For anyone who has flown recently, you know it can be stressful, especially when you are stuck on a long layover or coming back to the airport after your original flight was cancelled. As such, you can hardly be blamed for having a drink or two during your layover or prior to coming back to the airport. However, if you had one too many drinks, can a Transportation Security Administration officer arrest you?
What do TSA officers do?
TSA officers operate at airports and only airports. They are empowered to conduct screenings of people, baggage and cargo. This means that when you enter the airport, you can be searched by a TSA officer, along with your bags, both on your person and checked bags.
Do TSA officers have the power to arrest?
TSA officers are not law enforcement. This means that if they find something on your person or in your bags, they cannot arrest you. They can simply detain you until a law enforcement officer arrives. However, most airports have airport police who are usually, stationed with the TSA agents. It is these law enforcement officers who can issue citations and make arrests?
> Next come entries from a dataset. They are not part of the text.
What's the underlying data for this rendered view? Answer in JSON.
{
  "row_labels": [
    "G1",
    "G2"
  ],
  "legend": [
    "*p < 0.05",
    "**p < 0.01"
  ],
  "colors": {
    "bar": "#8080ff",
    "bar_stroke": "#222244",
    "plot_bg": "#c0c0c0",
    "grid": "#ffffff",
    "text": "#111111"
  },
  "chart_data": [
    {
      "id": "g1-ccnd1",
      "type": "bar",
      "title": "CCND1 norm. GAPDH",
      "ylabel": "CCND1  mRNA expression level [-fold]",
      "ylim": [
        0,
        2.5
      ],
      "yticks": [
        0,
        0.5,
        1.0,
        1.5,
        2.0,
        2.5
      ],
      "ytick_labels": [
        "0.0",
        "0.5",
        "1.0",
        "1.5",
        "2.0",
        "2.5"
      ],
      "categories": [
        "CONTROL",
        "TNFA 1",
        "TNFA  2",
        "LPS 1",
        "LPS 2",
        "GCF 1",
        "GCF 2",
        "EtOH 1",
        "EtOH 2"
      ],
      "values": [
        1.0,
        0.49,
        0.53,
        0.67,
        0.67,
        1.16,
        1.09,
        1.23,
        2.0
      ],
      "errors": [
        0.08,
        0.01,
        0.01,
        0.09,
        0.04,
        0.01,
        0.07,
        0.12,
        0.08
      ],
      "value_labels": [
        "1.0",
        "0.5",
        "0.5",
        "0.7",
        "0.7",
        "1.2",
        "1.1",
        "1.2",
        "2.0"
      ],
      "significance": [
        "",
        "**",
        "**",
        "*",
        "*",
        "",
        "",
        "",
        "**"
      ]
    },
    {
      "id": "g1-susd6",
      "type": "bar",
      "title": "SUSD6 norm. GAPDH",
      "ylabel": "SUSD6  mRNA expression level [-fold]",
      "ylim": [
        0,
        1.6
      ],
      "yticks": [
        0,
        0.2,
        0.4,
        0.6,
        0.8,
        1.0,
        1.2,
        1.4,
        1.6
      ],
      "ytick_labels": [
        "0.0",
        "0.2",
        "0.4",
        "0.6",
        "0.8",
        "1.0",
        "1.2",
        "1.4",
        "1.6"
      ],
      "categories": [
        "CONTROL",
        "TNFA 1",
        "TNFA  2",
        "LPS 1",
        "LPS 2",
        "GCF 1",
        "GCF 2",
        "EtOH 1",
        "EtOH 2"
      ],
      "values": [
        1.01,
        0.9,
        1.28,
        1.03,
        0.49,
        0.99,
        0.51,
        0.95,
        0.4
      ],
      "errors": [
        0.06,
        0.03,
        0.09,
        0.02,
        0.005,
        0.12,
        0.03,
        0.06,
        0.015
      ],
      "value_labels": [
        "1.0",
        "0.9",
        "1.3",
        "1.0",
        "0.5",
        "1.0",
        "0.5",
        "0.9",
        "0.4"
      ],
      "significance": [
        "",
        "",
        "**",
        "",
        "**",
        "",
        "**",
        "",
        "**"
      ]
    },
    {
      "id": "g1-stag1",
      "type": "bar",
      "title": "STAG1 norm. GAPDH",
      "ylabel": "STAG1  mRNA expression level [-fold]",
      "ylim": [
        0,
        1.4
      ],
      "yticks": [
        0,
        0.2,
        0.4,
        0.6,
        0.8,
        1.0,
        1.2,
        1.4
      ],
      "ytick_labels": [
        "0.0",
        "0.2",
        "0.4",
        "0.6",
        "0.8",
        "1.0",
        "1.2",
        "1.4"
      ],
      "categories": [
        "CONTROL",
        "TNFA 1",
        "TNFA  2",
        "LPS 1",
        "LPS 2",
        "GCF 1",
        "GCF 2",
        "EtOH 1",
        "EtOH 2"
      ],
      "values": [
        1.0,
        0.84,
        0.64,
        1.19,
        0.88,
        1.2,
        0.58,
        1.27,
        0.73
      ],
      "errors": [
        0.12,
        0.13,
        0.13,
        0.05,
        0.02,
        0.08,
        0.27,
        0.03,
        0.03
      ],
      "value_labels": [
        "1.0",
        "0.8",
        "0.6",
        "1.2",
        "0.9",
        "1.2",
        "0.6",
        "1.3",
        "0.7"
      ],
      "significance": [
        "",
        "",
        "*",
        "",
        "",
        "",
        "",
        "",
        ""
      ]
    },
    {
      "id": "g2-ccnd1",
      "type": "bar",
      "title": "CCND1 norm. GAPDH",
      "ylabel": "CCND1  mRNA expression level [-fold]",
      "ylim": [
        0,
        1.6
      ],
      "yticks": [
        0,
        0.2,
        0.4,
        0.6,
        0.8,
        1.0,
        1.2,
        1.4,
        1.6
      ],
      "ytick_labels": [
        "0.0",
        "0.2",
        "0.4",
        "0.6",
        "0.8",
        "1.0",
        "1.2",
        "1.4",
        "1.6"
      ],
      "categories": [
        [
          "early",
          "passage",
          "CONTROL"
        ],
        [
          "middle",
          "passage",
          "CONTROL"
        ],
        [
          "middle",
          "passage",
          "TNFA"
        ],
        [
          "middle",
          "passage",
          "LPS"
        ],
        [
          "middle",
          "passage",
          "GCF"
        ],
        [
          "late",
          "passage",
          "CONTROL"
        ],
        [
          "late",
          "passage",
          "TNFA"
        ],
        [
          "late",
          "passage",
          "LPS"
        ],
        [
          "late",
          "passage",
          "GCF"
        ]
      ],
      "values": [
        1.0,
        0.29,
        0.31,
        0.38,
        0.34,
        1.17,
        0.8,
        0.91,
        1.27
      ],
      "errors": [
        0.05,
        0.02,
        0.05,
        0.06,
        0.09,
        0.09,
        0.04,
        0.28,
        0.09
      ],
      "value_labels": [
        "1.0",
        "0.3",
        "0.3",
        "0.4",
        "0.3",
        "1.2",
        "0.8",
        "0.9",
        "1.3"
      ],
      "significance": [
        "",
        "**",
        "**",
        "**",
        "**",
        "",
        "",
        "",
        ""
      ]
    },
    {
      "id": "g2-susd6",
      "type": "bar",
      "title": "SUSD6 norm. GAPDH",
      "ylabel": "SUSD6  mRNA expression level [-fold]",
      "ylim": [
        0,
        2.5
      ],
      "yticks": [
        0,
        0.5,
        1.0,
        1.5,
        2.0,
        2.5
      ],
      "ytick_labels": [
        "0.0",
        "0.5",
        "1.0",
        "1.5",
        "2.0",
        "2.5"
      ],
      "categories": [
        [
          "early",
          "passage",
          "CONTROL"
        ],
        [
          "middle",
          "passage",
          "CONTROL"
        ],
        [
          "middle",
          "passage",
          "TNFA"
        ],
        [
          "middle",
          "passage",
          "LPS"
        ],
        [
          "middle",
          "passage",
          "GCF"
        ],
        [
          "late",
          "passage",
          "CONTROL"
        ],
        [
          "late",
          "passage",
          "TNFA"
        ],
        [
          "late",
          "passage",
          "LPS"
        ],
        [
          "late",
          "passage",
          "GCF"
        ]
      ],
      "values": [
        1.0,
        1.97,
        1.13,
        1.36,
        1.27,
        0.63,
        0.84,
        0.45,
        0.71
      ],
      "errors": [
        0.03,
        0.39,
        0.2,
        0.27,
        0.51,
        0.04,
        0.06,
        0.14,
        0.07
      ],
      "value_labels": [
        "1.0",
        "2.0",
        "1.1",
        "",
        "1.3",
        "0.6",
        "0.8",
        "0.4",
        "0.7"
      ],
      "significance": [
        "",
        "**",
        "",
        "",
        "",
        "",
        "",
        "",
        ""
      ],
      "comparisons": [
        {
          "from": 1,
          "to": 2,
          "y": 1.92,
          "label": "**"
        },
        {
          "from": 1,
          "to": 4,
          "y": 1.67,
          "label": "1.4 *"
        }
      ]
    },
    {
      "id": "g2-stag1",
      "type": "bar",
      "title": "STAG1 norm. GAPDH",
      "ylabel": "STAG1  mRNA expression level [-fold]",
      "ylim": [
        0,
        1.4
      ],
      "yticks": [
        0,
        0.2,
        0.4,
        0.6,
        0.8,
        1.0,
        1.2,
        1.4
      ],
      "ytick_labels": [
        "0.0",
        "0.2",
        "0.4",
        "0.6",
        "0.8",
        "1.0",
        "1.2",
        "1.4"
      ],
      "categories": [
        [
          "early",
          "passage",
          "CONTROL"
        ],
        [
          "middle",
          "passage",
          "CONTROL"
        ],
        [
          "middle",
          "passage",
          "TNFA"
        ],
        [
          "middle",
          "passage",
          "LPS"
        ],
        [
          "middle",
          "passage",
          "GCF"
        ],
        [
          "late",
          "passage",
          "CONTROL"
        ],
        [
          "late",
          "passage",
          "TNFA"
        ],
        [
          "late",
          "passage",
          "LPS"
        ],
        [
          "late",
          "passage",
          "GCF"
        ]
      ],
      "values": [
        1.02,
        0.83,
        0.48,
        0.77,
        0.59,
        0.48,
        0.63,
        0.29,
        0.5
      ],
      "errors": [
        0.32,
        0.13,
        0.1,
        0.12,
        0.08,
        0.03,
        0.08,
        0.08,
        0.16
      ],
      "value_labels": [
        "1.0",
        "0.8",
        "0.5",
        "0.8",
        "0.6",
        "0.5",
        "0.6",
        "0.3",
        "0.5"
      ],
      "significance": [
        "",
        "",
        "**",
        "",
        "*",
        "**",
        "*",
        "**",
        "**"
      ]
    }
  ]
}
What if I had too much to drink?
Since the TSA does not conduct alcohol testing, you may get past the TSA, even if you are drunk. However, if you are visibly inebriated, the airport police could arrest or cite you for public intoxication. Alternatively, even if you make it past the TSA and airport police, airport personnel may deny you entry onto the flight.
If no one stops you and you then board the plane, you could still face consequences, depending on your actions. If you fail to follow the flight attendants’ directions, cause a disruption or cause a scene, you could be arrested when you land for those actions, in addition to those related to public drunkenness. And, remember, depending on where you land, you could even face those public drunkenness charges when your BAC is below 0.08%, the traditional level of legal drunkenness.
What can I do?
Lancaster, Pennsylvania, residents who find themselves in these situations need to craft their criminal defense immediately. While a public drunkenness charge may not seem like a big deal, it could cause issues with professional licensing, reduce your employment and educational opportunities and cost you a lot of money in fines.